Menilik Stres dari Gigi
Mengapa di era yang seharusnya menghindari dokter gigi malah masalah bermunculan, apakah ada hubungannya dengan stres?
oleh: drg. Puspita Rahardjo Putri
“Dok, apakah perawatan gigi saya dapat ditunda? Apa bisa sementara saya minum anti nyeri saja? Usaha travel saya macet,” kata seorang pasien di klinik gigi daerah Batu Layar, Kabupaten Lombok Barat.
Untuk kebanyakan orang, pandemi Covid ini berat.
Banyak usaha yang terhalang, kehilangan pekerjaan, menurunnya pendapatan, adaptasi dengan keadaan yang membingungkan, sudah hal yang wajar di masa pandemi ini, tapi tetap memusingkan.
Kadang kita merasa kewalahan dengan yang kita lakukan saat ini, ketar ketir apa yang terjadi selanjutnya, apakah itu artinya kita sedang stres?
Stres digambarkan sebagai reaksi tubuh terhadap suatu perubahan, yang butuh respon, regulasi, adaptasi fisik, fisiologi maupun emosi.
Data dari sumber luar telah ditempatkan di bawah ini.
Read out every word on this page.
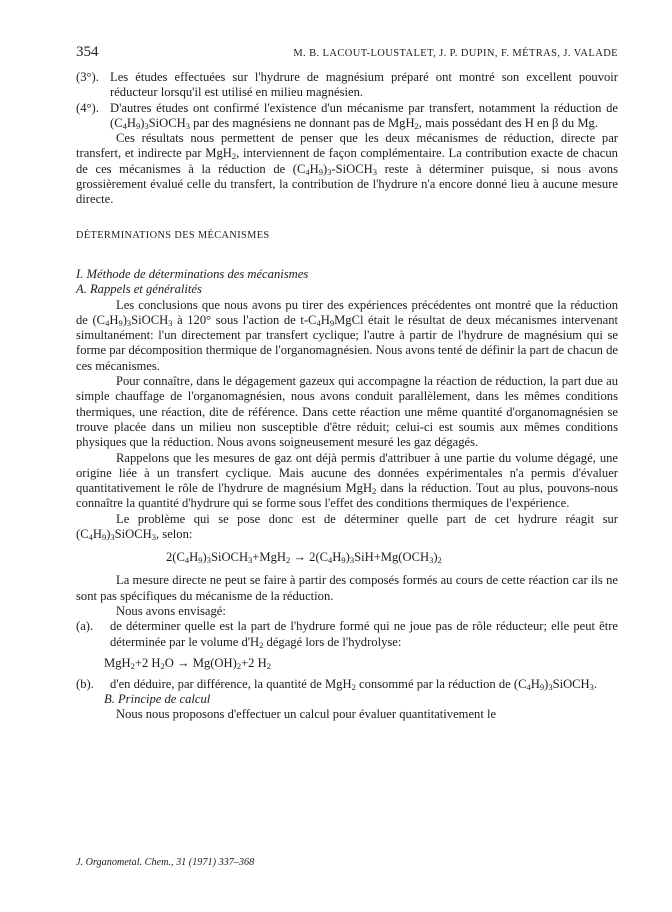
354	M. B. LACOUT-LOUSTALET, J. P. DUPIN, F. MÉTRAS, J. VALADE

(3°). Les études effectuées sur l'hydrure de magnésium préparé ont montré son excellent pouvoir réducteur lorsqu'il est utilisé en milieu magnésien.

(4°). D'autres études ont confirmé l'existence d'un mécanisme par transfert, notamment la réduction de $(C_4H_9)_3SiOCH_3$ par des magnésiens ne donnant pas de MgH$_2$, mais possédant des H en β du Mg.

Ces résultats nous permettent de penser que les deux mécanismes de réduction, directe par transfert, et indirecte par MgH$_2$, interviennent de façon complémentaire. La contribution exacte de chacun de ces mécanismes à la réduction de $(C_4H_9)_3-SiOCH_3$ reste à déterminer puisque, si nous avons grossièrement évalué celle du transfert, la contribution de l'hydrure n'a encore donné lieu à aucune mesure directe.

DÉTERMINATIONS DES MÉCANISMES

I. Méthode de déterminations des mécanismes

A. Rappels et généralités

Les conclusions que nous avons pu tirer des expériences précédentes ont montré que la réduction de $(C_4H_9)_3SiOCH_3$ à 120° sous l'action de $t-C_4H_9MgCl$ était le résultat de deux mécanismes intervenant simultanément: l'un directement par transfert cyclique; l'autre à partir de l'hydrure de magnésium qui se forme par décomposition thermique de l'organomagnésien. Nous avons tenté de définir la part de chacun de ces mécanismes.

Pour connaître, dans le dégagement gazeux qui accompagne la réaction de réduction, la part due au simple chauffage de l'organomagnésien, nous avons conduit parallèlement, dans les mêmes conditions thermiques, une réaction, dite de référence. Dans cette réaction une même quantité d'organomagnésien se trouve placée dans un milieu non susceptible d'être réduit; celui-ci est soumis aux mêmes conditions physiques que la réduction. Nous avons soigneusement mesuré les gaz dégagés.

Rappelons que les mesures de gaz ont déjà permis d'attribuer à une partie du volume dégagé, une origine liée à un transfert cyclique. Mais aucune des données expérimentales n'a permis d'évaluer quantitativement le rôle de l'hydrure de magnésium MgH$_2$ dans la réduction. Tout au plus, pouvons-nous connaître la quantité d'hydrure qui se forme sous l'effet des conditions thermiques de l'expérience.

Le problème qui se pose donc est de déterminer quelle part de cet hydrure réagit sur $(C_4H_9)_3SiOCH_3$, selon:

$2(C_4H_9)_3SiOCH_3+MgH_2 \to 2(C_4H_9)_3SiH+Mg(OCH_3)_2$

La mesure directe ne peut se faire à partir des composés formés au cours de cette réaction car ils ne sont pas spécifiques du mécanisme de la réduction.

Nous avons envisagé:

(a).	de déterminer quelle est la part de l'hydrure formé qui ne joue pas de rôle réducteur; elle peut être déterminée par le volume $d'H_2$ dégagé lors de l'hydrolyse:

MgH$_2$+2 $H_2O \to Mg(OH)_2+2$ $H_2$

(b).	d'en déduire, par différence, la quantité de MgH$_2$ consommé par la réduction de $(C_4H_9)_3SiOCH_3$.

B. Principe de calcul

Nous nous proposons d'effectuer un calcul pour évaluer quantitativement le

J. Organometal. Chem., 31 (1971) 337–368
Bisa juga jadi awalan pada gangguan kecemasan dan depresi.
Kalau melirik data swaperiksa yang dilakukan Perhimpunan Dokter Spesialis Kedokteran Jiwa Indonesia, saat masa pandemi ini, ternyata hasilnya 65% cemas dan 62% depresi.
Lalu apakah ada hubungannya stres dengan gigi?
Akhir-akhir ini banyak pasien yang datang ke dokter gigi dengan keluhan gigi patah, tambalan pecah dan sakit sewaktu membuka mulut.
Tetap menjaga kesehatan gigi seperti biasa, sudah menghindari makanan manis, menyikat gigi 2x sehari, menggunakan obat kumur dan dental floss, katanya.
Lalu mengapa di era yang seharusnya menghindari dokter gigi malah masalah bermunculan, apakah ada hubungannya dengan stres?
Kalau mau lihat orang stres secara langsung, tidak akan ketara. Stres sulit dilihat secara langsung, bahkan terkadang kita sendiri tidak menyadari bahwa kita stres.
Tapi tubuh tidak akan berbohong, saat stres tubuh akan memproduksi hormon stres, kortisol, yang akan mengirimkan sinyal sehingga tubuh kita bersiap.
Sinyal stres mengganggu kinerja tubuh yang normal, keseimbangan motorik berubah, akhirnya aktivitas otot penutup rahang menjadi berlebihan.
Pada beberapa orang depresi, otot menjadi hiperaktif, sehingga terjadi penghambatan refleks membuka mulut saat fase tidur.